Performing vulnerability scans on biomedical equipment requires more coordination than with other IT managed systems. Biomedical equipment in service providing direct patient care should never be scanned to avoid the potential for an adverse patient event.
3. Device isolation
Once devices are scanned and vulnerabilities identified, remediation through patch management is the most desired solution. If it is not possible to patch or update the operating system, it may be necessary to isolate the devices on a separate vLAN and restrict access to/from the Internet and other internal systems, except as medically necessary to perform the intended purposes.
The same principles of device isolation control can be used for IoT devices ranging from security cameras, card access, printers, SCADA systems, and even the intelligent coffeepot. Unless there is a very compelling business reason, all such devices should be segmented and protected from the rest of the network and the internet.

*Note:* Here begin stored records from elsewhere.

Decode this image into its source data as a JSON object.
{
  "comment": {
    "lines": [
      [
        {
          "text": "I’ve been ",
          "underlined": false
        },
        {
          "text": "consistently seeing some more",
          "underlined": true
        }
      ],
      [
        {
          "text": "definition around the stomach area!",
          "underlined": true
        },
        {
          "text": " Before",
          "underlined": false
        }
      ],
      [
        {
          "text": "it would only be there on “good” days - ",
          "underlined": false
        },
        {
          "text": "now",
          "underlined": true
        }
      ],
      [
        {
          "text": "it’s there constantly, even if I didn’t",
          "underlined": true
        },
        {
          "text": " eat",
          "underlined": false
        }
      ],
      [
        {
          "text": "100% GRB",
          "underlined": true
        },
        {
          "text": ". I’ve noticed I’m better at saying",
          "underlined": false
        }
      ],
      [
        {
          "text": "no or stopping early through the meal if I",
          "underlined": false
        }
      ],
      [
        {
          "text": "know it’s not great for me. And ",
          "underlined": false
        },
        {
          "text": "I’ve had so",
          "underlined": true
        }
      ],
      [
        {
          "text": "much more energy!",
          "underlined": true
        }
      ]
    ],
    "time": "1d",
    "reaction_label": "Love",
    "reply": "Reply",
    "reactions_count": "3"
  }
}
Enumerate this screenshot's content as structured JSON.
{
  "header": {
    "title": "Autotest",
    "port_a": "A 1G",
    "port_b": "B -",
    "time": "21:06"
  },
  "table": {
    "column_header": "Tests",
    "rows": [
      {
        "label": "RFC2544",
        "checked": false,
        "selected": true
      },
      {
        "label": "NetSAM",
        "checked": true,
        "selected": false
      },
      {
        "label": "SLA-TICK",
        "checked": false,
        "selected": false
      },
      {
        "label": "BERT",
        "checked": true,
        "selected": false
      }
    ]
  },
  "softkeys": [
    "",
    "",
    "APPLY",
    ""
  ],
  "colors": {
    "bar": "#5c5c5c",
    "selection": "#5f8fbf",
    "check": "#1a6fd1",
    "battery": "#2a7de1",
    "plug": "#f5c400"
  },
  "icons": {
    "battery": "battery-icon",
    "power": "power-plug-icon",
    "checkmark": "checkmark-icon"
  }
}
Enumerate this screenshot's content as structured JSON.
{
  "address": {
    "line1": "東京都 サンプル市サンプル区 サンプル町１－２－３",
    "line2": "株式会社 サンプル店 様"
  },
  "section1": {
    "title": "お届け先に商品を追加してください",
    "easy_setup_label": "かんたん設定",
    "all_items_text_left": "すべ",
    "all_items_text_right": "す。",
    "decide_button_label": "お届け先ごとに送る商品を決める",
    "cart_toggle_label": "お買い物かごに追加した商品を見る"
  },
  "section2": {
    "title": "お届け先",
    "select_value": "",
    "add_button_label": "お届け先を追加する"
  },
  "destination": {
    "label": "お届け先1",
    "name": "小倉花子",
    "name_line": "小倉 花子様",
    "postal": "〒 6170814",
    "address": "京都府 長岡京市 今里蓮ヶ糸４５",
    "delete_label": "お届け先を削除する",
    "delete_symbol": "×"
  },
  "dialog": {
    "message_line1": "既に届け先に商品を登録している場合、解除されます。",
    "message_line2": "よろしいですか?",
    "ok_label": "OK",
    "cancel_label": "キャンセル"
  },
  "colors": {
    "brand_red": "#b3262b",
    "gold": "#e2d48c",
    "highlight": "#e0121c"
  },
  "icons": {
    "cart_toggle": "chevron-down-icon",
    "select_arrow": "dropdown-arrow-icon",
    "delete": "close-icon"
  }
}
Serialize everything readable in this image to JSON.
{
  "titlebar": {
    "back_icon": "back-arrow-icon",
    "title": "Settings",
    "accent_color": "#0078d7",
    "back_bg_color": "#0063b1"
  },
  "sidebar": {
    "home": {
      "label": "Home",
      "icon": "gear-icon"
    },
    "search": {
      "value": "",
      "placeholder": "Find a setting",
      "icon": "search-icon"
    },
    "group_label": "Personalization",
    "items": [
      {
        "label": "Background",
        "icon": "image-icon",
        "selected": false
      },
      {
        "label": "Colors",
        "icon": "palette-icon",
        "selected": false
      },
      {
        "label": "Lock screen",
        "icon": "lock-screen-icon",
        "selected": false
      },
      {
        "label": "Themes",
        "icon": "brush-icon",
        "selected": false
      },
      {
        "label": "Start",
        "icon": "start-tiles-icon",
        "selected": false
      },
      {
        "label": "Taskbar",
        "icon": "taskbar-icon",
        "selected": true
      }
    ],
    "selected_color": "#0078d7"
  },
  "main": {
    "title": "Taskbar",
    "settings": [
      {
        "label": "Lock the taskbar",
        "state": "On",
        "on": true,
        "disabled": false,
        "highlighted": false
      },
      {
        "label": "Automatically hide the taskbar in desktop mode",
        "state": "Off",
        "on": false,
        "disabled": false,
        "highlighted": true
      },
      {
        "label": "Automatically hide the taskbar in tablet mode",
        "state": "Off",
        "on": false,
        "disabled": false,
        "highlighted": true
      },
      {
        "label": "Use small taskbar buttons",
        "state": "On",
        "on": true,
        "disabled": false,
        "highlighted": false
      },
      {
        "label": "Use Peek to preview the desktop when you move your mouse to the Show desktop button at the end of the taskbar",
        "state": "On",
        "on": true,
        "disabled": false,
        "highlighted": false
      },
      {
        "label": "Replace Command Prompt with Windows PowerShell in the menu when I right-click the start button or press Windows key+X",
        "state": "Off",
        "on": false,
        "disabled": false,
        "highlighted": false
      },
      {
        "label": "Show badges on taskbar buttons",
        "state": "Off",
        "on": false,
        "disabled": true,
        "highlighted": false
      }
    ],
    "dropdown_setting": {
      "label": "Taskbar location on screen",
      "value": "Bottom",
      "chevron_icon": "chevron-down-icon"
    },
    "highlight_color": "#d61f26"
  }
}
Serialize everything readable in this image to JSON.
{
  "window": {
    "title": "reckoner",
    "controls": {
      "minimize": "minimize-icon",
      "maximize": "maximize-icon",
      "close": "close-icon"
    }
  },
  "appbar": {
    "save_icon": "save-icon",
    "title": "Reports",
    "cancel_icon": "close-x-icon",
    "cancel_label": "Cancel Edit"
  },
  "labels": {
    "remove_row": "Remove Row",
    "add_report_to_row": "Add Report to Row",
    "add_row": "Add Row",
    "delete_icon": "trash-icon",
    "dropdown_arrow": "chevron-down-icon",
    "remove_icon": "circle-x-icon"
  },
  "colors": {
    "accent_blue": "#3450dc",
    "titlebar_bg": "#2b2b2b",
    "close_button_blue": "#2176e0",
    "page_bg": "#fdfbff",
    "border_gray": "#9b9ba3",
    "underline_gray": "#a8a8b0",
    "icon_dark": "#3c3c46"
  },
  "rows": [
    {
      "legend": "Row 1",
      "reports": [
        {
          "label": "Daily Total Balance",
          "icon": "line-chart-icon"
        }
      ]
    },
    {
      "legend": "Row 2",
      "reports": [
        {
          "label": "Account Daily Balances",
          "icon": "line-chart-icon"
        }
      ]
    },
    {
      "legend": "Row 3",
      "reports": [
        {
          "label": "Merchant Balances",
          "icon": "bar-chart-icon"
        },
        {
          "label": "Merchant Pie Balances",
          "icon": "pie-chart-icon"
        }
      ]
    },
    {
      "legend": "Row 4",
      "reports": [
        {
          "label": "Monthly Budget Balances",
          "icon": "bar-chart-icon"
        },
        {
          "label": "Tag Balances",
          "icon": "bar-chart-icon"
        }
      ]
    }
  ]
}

4. Integrate biomed into security and privacy incident process
HIPAA requires covered entities to implement a security incident procedure that assumes a breach when a device is missing, lost, or stolen. While laptops and thumb drives comprise most of the breaches reported to OCR, we must address why biomedical devices are seldom reported. Challenges include difficulties linking biomedical equipment to specific patients, lack of audit logs on what PHI is stored, and reporting delays for lost or stolen equipment. Security officers can address these issues with an awareness campaign to remind everyone to quickly report suspected security incidents. Audit trails also need to be created.
5. Physical protections
Unlike laptops, biomedical equipment is typically not assigned to a custodian. This lack of accountability delays the discovery and reporting of lost or stolen devices. To mitigate this, covered entities should leverage technologies that track devices. Clinicians in an acute setting frequently use barcode scanners to track patients and medications. The same can be used to link biomedical equipment to patients and report locations. Devices that have not been scanned recently can be flagged as potentially missing, providing the compliance and protective services teams with a smaller search window. RFID and Bluetooth Low Energy tracking systems can be used to determine the location of high-value assets in real time. This works best when geo-fencing is integrated with cameras and uniformed protective services alerting into a comprehensive incident response process.
Finally, all members of the workforce should be aware that biomedical equipment that stores ePHI should not be stored or charged in unmonitored public areas, as many legacy devices do not require a user ID or password to access sensitive data. This could result in an unauthorized access of patient data.